Relay: "Bob doesn't live here."
Client: "Did you hear any thing from bob?"
Relay: *oh brother* 
 i posted an issue about client's preempting auth in the NIP repository btw, maybe you saw that?

clients don't have any capabilities signalling and as it stands, relays hardly have it either, and neither side are really dealing with this problem, it's very elementary, bitcoin has had this since very early on with version bits 
 I don't think I saw the issue you're referring to 
 https://github.com/nostr-protocol/nips/issues/1050 
 This has been discussed infinite times. If the relay wants clients to authenticate the relays can send an AUTH message immediately upon connection. 
 infinite times

where does it say this in the spec fffs

for fucks fucking sake

no, it does not say that in the spec

it does not say the client can initiate it

mister fiatjaf

please

stop being a twat 
 no wait

you didn't get it all

if the CLIENT wants to auth

there is no spec in the fucking protocol you moron 
 Why would the client want to authenticate to a relay that is not expecting that or prepared to handle that AUTH message? Or are you saying that the relay is prepared for it? 
 I just ignore it if we/the user doesn't want to auth in that relay. 
 ignore it as you stop sending REQ/EVENTs to it but don't disconnect?
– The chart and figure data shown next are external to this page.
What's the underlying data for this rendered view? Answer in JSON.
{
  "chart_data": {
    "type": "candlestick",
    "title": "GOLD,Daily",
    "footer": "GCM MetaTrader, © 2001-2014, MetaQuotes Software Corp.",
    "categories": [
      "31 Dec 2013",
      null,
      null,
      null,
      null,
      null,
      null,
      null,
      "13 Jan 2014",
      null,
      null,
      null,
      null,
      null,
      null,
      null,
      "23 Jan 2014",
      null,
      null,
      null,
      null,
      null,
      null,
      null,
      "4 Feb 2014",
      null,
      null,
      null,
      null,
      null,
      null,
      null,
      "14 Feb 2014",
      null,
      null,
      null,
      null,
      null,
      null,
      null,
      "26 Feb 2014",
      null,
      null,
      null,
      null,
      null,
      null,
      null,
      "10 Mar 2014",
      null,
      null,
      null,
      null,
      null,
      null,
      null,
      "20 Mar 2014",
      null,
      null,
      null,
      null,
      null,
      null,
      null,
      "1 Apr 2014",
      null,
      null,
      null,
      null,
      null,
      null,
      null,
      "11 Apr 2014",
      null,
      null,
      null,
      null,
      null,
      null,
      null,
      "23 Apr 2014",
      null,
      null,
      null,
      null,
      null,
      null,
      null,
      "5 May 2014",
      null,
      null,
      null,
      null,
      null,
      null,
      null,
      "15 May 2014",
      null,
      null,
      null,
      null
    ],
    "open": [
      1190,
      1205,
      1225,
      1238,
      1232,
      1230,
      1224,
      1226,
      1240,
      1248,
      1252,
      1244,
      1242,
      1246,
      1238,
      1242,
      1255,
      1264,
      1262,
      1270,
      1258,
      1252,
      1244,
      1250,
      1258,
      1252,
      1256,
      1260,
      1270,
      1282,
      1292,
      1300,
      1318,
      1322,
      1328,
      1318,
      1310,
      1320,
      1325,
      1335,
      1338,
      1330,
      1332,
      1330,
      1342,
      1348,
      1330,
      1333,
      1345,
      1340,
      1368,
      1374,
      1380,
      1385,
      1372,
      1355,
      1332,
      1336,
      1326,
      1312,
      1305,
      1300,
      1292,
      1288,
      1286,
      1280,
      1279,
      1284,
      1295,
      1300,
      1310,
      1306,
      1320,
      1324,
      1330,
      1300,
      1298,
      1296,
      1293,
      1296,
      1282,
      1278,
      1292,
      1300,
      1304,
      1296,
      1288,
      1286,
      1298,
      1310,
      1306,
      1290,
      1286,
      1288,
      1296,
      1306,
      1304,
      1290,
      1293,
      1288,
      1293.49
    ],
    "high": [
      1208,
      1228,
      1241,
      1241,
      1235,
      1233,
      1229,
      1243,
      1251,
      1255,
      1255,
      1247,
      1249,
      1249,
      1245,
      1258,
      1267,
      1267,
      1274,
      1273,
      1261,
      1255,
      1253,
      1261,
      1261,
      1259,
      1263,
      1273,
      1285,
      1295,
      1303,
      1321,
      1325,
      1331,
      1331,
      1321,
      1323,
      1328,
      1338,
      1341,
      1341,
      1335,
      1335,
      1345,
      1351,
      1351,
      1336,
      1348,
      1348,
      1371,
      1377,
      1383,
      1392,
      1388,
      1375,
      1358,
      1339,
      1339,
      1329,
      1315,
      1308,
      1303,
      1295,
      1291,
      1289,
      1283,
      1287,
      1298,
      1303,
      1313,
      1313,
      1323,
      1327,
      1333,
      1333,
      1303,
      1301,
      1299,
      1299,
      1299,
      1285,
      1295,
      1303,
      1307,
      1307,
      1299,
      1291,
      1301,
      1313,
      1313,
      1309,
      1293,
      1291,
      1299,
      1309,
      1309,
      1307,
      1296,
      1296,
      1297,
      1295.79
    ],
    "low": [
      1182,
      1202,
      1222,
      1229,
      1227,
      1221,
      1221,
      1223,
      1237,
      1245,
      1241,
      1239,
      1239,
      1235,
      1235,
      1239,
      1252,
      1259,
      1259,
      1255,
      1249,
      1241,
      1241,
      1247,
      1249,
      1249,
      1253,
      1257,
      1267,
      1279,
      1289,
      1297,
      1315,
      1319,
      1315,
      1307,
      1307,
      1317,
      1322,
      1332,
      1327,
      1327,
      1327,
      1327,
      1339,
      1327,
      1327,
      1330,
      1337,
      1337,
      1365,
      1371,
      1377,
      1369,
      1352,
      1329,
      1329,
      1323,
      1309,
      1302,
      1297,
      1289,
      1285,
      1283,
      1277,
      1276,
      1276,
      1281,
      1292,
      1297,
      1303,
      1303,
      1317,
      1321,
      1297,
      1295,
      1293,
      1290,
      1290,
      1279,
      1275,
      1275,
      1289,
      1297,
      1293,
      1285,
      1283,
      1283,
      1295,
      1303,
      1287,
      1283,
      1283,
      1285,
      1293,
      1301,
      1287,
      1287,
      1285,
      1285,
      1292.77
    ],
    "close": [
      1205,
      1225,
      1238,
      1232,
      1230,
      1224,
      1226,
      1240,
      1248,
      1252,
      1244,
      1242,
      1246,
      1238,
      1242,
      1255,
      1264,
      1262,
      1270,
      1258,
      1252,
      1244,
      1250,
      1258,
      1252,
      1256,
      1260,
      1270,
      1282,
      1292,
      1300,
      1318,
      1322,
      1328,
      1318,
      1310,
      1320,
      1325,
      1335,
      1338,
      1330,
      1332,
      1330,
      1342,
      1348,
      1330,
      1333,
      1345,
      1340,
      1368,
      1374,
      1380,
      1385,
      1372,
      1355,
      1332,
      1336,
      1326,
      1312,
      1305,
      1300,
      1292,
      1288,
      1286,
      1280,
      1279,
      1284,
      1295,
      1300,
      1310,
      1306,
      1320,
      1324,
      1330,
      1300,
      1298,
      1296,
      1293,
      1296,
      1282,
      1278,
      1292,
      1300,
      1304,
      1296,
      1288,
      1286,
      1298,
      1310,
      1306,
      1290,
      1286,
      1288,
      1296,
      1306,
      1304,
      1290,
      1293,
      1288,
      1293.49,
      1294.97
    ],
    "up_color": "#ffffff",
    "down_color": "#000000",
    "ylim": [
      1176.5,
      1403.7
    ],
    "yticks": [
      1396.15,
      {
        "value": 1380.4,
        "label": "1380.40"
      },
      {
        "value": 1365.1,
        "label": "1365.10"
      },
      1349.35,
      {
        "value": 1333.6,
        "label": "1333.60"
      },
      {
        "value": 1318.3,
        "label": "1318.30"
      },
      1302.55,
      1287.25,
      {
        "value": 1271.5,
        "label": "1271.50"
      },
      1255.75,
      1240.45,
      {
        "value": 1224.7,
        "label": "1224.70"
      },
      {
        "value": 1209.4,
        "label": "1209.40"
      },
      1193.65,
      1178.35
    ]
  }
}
or ignore the AUTH and continue talking to it? 
 no, I keep sending filters because some (many?) relays return the public, non-authed part of the relay just fine. 
 Thank you. This is how it should be I think. At least since (I think) we fixed NIP-42. 
 Wait until we get relay apps running on phones :) 
 ah awesome! 
 many clients continue to send requests. closing the connection usually results in immediate reconnections. I have an ip block list with over 100 ips of clients like this within 48hrs of having my private relay on the public internet. would be nice to get broader nip42 client adoption. 
 I'm usually ignore it, not all req require auth so I still use it as normal 
 try to REQ/EVENT and see if you get an `auth-required`. Some relays still allows you to get stuff despite asking for AUTH. 
 I don't AUTH to it. But I just keep rolling with subscriptions.
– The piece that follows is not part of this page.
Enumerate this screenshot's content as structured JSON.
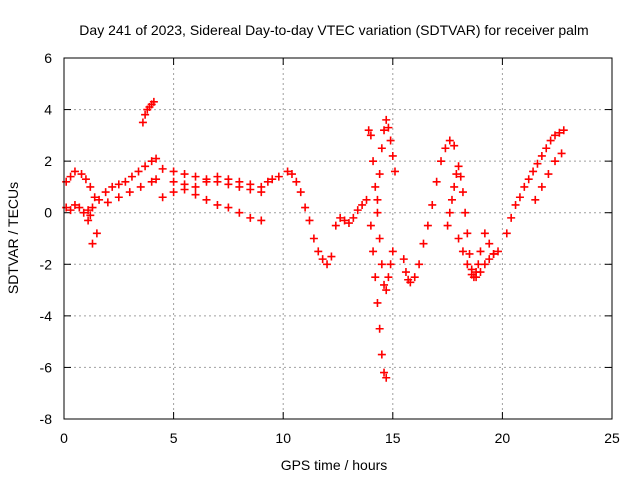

But if I get an 'auth-required' for a subscription and I don't want to auth, I save that subscription in a list of "failed subscriptions" which I do not retry (for the duration of the session).

If I *do* want to auth, then I put the subscription aside, do the auth, and once that is completed I retry the subscription.

If I get an auth-required after I think auth was completed, I just drop the subscription but I don't ban it into the "failed subscriptions" list. 
 this is a great approach 
 but how does a relay deal with this? you didn't even think about that!

no, the relay just holds the connection open, pings and pongs, and ignores all inbound messages

that's the way that minimises traffic and computation 
 i'd say it doesn't disconnect, because i have not seen that, but it definitely is silent

that's the right way

i'm quite sad that you have such poor understanding of spam management and bad protocol implementations handling 
 where is reject bro

WAT REJECT? 
 reject is drop the message, ping pong and gfy 
 and then what do you think dumb clients are going to do after that?

reconnect, and try again

and you just not only sent your fancy protocol message, and closed your socket, you were forced to reopen it, and answer the same shit again

you don't get it 
 you are closing the gate after the goats have escaped

the clients are gonna do dumb shit

don't expect goats to not be dumb

do what is required to minimise their damage

i can't believe what nonsense i'm reading

have you actually studied the bitcoin protocol? 

you know, this stuff is well and truly done and dusted, you aren't going to innovate

just like no shitcoin is gonna improve over bitcoin 
 OK, I accept it, I am a noob. Can you tell me what is wrong with my concurrency code so I can get better? Give me an example. 
 what is that? Having many parallel threads running concurrently?